Nadie ve que, para mí, sería mucho muuuucho más fácil hacer yo las tareas de la casa que exigirte, hijo, que las hagas tú y tener que ir enmendando yo detrás, pero que la conciencia de estar creando hombres me lleva a no tirar por el camino de menor resistencia.
Nadie ve que tuve que renunciar a una atractiva promoción interna en mi trabajo porque exigía que renunciara a mi jornada a tiempo parcial y estimé que no sería justo que Dolfete hijo3 disfrutaras de mí menos tiempo de lo que en su día disfrutó Paul hijo1.
Nadie ve mis canas, cada una de las cuales vino pintada por una preocupación nueva por alguno de vosotros y otra noche sin dormir.


No escribo este post para despertar la compasión de nadie. 
Estamos hablando aquí de hombres en-proceso-de-construcción.
Educar es estar EN-OBRAS
Estamos trabajando


Y, además, prefiero no ser vista a ser ciega, créeme. 

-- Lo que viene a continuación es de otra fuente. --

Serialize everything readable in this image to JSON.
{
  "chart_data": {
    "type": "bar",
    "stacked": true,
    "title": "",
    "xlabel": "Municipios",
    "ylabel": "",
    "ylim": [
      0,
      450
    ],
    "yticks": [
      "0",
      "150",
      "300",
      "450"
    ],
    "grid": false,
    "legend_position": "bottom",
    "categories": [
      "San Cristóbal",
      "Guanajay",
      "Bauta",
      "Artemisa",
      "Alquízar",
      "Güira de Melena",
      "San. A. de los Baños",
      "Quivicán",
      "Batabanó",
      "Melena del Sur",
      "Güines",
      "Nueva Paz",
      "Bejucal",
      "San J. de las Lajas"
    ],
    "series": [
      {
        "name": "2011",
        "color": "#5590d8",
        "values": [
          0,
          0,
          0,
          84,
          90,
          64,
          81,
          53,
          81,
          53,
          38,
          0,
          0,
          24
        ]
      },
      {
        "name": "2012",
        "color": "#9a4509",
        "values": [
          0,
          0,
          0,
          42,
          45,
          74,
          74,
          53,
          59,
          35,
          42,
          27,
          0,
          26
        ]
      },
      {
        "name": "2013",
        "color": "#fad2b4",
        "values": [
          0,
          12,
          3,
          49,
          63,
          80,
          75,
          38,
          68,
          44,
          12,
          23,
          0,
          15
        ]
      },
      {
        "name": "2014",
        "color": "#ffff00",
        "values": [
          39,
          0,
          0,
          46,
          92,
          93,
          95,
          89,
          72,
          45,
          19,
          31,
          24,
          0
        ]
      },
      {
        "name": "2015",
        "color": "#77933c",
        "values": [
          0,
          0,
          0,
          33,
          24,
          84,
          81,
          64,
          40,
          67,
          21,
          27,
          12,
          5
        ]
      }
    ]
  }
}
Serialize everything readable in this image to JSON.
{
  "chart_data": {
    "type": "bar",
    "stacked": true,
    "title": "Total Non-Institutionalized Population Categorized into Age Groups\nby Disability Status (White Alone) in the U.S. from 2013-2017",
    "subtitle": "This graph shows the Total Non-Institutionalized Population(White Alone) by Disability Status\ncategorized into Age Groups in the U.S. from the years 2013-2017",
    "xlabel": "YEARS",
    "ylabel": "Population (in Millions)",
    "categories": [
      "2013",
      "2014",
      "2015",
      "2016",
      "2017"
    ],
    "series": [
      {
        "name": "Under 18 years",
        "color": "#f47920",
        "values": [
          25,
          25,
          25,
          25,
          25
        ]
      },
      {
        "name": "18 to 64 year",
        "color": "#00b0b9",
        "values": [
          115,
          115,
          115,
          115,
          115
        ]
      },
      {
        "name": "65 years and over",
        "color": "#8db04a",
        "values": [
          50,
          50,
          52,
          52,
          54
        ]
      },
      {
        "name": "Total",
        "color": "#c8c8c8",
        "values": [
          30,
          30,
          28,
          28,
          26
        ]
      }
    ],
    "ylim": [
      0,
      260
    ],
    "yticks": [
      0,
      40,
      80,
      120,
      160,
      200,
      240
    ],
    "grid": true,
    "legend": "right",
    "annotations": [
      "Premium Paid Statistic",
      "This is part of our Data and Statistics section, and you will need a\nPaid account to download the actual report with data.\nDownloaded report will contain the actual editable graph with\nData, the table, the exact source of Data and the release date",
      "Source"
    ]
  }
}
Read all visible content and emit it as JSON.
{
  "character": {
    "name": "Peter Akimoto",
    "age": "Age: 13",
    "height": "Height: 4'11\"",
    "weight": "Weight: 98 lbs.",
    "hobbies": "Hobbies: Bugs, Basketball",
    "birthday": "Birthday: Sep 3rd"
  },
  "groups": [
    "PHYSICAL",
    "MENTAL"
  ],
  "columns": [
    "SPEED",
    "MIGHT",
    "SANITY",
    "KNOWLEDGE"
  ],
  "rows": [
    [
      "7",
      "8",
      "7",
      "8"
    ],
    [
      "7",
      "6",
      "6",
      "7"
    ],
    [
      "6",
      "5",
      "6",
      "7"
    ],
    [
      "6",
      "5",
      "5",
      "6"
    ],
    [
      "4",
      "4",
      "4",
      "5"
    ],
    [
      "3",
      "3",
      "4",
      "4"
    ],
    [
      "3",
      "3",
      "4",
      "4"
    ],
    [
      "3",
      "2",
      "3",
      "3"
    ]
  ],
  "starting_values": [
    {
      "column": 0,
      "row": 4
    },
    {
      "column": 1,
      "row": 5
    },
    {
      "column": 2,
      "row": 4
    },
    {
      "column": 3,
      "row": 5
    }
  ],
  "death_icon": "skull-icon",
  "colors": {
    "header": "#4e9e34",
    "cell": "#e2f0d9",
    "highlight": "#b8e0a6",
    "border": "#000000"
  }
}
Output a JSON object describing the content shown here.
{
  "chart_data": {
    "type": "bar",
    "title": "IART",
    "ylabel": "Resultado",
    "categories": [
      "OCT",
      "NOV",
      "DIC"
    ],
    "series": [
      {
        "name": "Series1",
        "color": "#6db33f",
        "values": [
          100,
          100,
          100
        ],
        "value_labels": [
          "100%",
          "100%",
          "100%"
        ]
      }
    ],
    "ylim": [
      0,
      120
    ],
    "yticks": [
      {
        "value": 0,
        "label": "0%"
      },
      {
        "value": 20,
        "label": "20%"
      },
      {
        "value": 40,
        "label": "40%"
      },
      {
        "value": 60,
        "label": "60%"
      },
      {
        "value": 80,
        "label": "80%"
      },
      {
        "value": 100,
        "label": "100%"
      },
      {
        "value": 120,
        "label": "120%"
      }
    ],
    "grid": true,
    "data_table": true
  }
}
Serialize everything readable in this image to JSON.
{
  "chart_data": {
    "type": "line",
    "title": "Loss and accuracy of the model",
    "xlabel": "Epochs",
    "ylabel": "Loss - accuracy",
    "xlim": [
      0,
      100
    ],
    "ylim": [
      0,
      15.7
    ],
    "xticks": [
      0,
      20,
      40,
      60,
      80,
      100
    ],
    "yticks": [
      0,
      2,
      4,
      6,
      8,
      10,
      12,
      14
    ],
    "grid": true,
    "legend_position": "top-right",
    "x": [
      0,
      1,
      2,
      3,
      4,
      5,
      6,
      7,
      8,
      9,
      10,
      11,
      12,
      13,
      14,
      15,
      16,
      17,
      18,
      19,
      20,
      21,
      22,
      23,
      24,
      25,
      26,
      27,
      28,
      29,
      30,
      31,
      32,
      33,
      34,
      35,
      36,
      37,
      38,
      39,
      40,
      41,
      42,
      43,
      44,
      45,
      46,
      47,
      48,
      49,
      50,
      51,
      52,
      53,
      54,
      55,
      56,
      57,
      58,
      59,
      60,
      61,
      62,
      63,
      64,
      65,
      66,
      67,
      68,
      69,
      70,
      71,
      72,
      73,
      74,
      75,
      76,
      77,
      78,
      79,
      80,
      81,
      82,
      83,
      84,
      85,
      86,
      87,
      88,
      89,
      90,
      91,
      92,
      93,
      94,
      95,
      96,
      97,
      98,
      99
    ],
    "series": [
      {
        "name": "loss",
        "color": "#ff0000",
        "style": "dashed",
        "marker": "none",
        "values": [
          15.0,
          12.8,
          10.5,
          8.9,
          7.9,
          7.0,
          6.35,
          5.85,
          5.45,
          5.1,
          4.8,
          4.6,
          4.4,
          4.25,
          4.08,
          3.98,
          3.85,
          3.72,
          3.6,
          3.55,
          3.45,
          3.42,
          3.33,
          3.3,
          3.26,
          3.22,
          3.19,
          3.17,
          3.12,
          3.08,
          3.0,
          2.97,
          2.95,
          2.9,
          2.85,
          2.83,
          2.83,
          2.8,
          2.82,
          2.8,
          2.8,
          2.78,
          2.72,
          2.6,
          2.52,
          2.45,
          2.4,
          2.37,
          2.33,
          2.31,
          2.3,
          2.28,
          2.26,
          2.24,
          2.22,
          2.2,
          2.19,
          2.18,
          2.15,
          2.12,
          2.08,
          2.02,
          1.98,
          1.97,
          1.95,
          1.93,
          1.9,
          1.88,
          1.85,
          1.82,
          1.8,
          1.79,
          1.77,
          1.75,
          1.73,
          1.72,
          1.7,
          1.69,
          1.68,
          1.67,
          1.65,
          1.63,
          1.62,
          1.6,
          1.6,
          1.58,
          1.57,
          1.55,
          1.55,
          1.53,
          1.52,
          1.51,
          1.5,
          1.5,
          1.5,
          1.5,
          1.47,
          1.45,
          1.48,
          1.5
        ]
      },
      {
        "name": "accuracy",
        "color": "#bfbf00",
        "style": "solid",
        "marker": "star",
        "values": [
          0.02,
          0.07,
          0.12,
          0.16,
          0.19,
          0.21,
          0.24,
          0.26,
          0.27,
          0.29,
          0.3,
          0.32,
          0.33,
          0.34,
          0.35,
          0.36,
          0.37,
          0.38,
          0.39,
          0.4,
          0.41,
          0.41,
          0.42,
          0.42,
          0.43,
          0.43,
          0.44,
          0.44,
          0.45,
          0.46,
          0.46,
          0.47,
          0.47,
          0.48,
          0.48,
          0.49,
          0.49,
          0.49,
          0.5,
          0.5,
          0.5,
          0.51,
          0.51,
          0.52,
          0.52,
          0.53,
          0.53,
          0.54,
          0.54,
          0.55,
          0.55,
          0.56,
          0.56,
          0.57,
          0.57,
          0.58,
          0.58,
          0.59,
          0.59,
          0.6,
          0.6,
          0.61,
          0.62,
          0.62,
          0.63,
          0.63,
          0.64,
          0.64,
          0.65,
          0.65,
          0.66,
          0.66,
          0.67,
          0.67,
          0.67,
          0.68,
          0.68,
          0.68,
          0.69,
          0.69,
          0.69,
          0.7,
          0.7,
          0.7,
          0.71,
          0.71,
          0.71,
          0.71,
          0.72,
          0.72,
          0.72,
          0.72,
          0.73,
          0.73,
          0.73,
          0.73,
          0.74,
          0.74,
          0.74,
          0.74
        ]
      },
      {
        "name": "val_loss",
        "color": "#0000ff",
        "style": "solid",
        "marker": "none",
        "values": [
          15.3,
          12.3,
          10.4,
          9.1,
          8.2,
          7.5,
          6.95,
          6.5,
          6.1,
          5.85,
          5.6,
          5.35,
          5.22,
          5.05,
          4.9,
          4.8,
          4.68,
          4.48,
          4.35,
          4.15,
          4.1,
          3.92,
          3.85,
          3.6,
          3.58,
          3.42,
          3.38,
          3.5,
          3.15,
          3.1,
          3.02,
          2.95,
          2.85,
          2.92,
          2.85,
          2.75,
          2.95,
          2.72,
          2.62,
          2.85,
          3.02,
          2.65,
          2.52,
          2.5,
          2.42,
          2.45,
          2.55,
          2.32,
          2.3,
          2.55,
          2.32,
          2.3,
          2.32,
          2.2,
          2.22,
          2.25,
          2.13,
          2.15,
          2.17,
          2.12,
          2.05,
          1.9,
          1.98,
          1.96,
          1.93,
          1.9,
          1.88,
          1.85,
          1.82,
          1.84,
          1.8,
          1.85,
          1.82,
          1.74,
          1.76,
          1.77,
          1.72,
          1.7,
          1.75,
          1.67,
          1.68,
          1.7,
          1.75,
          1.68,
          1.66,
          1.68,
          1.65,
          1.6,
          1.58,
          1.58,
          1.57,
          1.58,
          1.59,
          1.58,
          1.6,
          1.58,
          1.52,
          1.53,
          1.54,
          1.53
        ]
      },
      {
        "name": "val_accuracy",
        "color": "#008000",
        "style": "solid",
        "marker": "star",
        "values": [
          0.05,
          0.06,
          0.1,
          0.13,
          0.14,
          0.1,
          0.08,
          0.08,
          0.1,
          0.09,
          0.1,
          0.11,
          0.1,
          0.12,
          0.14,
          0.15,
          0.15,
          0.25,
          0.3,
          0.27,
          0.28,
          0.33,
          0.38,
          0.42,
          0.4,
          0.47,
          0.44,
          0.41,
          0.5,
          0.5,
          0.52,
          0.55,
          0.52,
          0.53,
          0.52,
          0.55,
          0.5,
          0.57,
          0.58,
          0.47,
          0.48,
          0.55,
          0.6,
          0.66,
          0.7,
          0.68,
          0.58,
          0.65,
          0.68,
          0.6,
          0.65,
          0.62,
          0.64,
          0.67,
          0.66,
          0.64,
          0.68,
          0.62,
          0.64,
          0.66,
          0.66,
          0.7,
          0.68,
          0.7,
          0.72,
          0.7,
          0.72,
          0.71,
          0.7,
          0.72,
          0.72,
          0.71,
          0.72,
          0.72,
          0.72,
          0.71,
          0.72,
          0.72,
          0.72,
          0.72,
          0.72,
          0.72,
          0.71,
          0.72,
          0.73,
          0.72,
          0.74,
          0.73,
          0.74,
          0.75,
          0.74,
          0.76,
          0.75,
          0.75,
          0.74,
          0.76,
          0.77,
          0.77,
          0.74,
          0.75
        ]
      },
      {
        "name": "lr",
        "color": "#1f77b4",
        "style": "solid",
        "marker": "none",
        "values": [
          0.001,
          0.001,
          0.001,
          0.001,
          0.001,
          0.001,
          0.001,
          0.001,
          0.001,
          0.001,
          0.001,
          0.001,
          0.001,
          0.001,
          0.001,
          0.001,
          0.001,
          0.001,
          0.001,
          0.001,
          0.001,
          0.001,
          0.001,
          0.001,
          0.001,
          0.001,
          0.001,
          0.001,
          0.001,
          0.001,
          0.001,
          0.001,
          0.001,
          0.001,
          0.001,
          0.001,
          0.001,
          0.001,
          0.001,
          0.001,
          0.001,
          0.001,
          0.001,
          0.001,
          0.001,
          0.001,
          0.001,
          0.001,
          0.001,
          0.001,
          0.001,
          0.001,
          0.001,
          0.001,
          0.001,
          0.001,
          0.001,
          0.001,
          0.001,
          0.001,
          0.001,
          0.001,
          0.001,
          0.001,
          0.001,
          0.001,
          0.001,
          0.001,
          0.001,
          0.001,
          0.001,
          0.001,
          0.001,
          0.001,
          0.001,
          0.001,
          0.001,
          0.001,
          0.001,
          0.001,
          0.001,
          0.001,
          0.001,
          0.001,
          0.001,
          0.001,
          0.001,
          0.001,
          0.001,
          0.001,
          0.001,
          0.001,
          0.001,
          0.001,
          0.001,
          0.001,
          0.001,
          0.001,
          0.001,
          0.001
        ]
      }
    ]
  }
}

Pero este experimento doméstico me ha provocado la presente reflexión: Si mi madre, que tuvo cuatro hijAs, dedicó su vida a educarnos para que fuéramos mujeres sin el rol de víctima, UNA, que tuvo tres hijOs, ha de educarlos para que vean. Para que saquen a la mujer del ángulo muerto. Para que no estén ciegos. Para que no esperen reconocimiento por lo que, de hecho, les corresponde.

UNA no hace las cosas que hace por necesidad de reconocimiento: las hace por amor. Por amor a mis hijos. Por amor a mi trabajo. Por amor a mis sueños. Pero eso no significa que UNA no tenga necesidad de reconocimiento. ¡Por supuesto que la tengo! Necesito que me valoren. Necesito que me reconozcan. Necesito que me vean. Que me digan:
TE VEO 
Veo que estás haciendo malabarismos para conciliar tu vida familiar con tu vida laboral; para conciliar tu vida laboral con tus sueñospara conciliar tus sueños con tu vida familiar. Y veo que no es fácil. Y veo que lo estás haciendo muy bien (salvo cuando lo hago mal, pero en eso, créeme, ya me riño yo misma... ¡Ay, la culpa!).

El feminismo lamentablemente sigue siendo necesario. Mientras las mujeres sigamos estando en el ángulo muerto, habremos de seguir siendo feministas.

La otra razón por la que persiste la necesidad de feminismo, junto a la falta de reconocimiento hacia la mujer, es el hecho de que doblamos, ¡redoblamos incluso!, el reconocimiento hacia el hombre. ¿Cuántas veces tendremos que oír lo de ¡qué suerte tienes con tu marido!? Y de esto son culpables muchas veces las propias mujeres, las iguales. Parece que UNA tuviera que darse con un canto en los dientes porque Peter haga lo que es de Peter que, al final, feminista o no, sigue siendo menos que lo que es de UNA.
Y no es que UNA sea un chusco y no valore a Peter. Es que si UNA no es mejor mujer, mejor madre, por empujar un carrito de bebé, ¿por qué va a ser Peter mejor hombre, mejor padre, por hacer lo mismo?

En esta nueva era, que esperemos sea de transición, parece que vemos lo que hacen ellos (que por otro lado es lo que ellas llevan haciendo toda la vida en el ángulo muerto) y seguimos dando por sentado lo que hacen ellas, que se ha multiplicado porque se niegan a renunciar a lo que es de ellas: ni a su vida laboral ni a sus sueños. 


We're not gonna take it any more! 

En esta nueva era, el reconocimiento lo han ganado ellos, y ellas siguen sin tenerlo. El reconocimiento que ellos han ganado es el que ellas merecían. Ahora le decimos al hombre:
TE VEO
Pero lo que yo veo es que haces lo que yo hacía antes sin que nadie me dijera TE VEO.
Por eso persiste el feminismo.
Porque es necesario que las mujeres se sientan también vistas, especialmente ahora que se ha multiplicado su carga sin ser acompañada de la conciliación imprescindible.

Las cosas están cambiando. Pero no han cambiado lo suficiente y muchos de los cambios no han sido necesariamente positivos. El feminismo está aquí para crear conciencia.

Dedico este post a las mujeres que ven a otras mujeres y las sacan del ángulo muerto porque Lapido, amigo, el ángulo muerto no es siempre el sitio perfecto y el reconocimiento de un igual, recuerda, vale mucho.